President Daniel Ortega of Nicaragua received the Contra document Monday, but his government had no comment on it.
Ortega reversed a Sandinista position held throughout the six-year-old conflict when he agreed Nov. 5 to hold indirect talks with the Contra leadership. But he said only the technical aspects of a cease-fire would be negotiated.
Sandinista officials have said they will refuse to consider any rebel demands for political concessions beyond those that Managua agreed to in signing the regional peace pact, which calls for an open democratic system.
The Contra truce proposal calls for a general amnesty, an end of Nicaragua’s wartime state of emergency, complete press freedom, restoration of the right to strike and the “full observance” of human rights. The Sandinistas have pledged to take those steps when outside aid to the Contras is stopped.
But the rebels are also saying that a truce cannot take effect until Managua abolishes military conscription, state subsidies to Sandinista-owned news media, state-owned collective farms, party-controlled neighborhood vigilante committees and food rationing.
While none of those practices and institutions is banned by the peace accord, Contra leaders argue that they give the Marxist-led Sandinistas near-absolute power and therefore violate the accord’s requirement of “total political pluralism.”
“The peace accord doesn’t say anything about the draft,” Cesar said. “But forced recruitment is incompatible with peace. If the draft continues, it means they want to continue the war.”
May Soften Demands
The rebel leader said the proposal “is not an ultimatum,” indicating some of the truce conditions could be softened.
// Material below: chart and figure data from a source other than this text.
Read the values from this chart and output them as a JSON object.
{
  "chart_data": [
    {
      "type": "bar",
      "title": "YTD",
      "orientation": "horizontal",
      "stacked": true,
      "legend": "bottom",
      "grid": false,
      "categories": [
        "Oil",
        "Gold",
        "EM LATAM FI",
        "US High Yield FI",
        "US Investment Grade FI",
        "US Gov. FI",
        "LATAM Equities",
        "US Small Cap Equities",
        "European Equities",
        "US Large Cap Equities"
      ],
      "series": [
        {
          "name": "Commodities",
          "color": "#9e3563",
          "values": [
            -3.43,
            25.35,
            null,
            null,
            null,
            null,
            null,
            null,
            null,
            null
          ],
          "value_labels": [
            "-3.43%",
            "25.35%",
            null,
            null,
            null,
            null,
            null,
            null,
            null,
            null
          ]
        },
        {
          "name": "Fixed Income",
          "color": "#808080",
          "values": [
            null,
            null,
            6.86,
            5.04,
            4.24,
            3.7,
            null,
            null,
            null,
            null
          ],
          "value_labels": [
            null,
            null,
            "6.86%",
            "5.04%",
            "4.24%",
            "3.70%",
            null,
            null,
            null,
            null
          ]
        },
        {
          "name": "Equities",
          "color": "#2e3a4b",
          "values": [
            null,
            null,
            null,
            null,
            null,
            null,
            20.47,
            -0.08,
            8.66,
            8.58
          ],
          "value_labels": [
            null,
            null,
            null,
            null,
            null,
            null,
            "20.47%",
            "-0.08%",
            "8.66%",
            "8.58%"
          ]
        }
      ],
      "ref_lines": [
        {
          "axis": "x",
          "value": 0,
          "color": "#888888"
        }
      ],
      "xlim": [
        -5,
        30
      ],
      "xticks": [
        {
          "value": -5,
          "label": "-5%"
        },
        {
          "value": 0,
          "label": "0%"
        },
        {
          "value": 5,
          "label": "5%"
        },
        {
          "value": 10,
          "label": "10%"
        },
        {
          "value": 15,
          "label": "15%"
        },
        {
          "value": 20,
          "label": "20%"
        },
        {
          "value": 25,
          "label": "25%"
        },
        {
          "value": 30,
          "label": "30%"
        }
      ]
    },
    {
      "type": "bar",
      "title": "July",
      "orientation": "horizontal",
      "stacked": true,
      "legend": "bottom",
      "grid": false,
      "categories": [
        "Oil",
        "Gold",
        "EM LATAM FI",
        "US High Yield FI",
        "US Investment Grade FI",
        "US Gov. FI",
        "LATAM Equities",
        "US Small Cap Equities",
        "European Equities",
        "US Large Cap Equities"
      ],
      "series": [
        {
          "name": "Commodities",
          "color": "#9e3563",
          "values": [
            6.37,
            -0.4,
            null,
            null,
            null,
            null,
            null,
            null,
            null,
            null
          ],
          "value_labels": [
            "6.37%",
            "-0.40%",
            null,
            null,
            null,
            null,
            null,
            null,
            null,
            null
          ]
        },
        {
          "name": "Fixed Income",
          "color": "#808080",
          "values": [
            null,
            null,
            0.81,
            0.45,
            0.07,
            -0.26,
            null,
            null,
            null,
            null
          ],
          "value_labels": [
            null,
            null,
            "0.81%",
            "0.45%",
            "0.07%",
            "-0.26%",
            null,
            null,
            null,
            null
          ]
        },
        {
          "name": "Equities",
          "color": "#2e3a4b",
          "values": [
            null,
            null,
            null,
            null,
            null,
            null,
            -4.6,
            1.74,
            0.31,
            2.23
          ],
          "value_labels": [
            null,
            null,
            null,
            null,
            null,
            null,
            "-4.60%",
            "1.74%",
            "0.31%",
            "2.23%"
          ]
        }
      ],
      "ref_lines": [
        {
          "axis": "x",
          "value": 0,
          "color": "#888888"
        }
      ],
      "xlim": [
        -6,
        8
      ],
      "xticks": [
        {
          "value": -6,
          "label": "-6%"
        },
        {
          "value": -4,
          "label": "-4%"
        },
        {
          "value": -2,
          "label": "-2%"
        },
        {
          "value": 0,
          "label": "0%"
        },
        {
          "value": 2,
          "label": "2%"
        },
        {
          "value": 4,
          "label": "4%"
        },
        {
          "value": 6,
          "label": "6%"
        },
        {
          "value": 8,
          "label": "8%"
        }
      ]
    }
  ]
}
But he emphasized in an interview what appears to be an inflexible position against a government proposal to move Contra troops into three truce zones totaling 4,200 square miles.
The rebels proposed that their 10,000 or more combatants be left unmolested in their current “areas of control” during a truce.
Those areas, rebel leaders say, are a patchwork of sparsely populated mountainous terrain covering 26,500 square miles within the eastern two-thirds of Nicaragua. The rebel proposal did not map them and left it to Obando to determine where exactly each side’s troops would be confined.
Sandinista officials do not recognize rebel control over any part of the country, but they have been unable to surround and defeat large contingents of the hit-and-run guerrilla army.
The rebel offer would bar either army from rearming or moving its troops during a truce. Sandinista authorities would guarantee basic services and freedoms to civilians in rebel truce zones. Non-lethal aid to troops on both sides would be controlled by an organization of common agreement.
Details of the cease-fire mechanics would be hammered out by a joint military panel and enforced by a commission of Central Americans named by the cardinal, according to the rebel proposal.
Rebel leaders made a clear distinction between the cease-fire, during which their troops would remain alert to resume the war, and disarmament. They said the threat of renewed fighting would force the Sandinistas to make all the democratic reforms required by the peace accord.
“The Nicaraguan people aspire to a whole and functioning pluralist and participative democracy, including a judicial system based on social justice and respect for individual rights and liberties,” said a statement of principles issued with the rebel proposal. “Only when these conditions exist and are fully guaranteed will the Nicaraguan Resistance trade its bullets for ballots.”
Rebel leaders said they will trust the judgment of Obando, long a leading critic of Sandinista rule, as to whether their conditions are met.
“The cardinal has to be the big judge,” said rebel leader Alfonso Robelo.
The proposal gave no timetable for disarmament, but Cesar said some rebel leaders wanted to keep troops in the field until after the Sandinistas hold municipal elections, which could take place this year. National elections are not scheduled until 1990.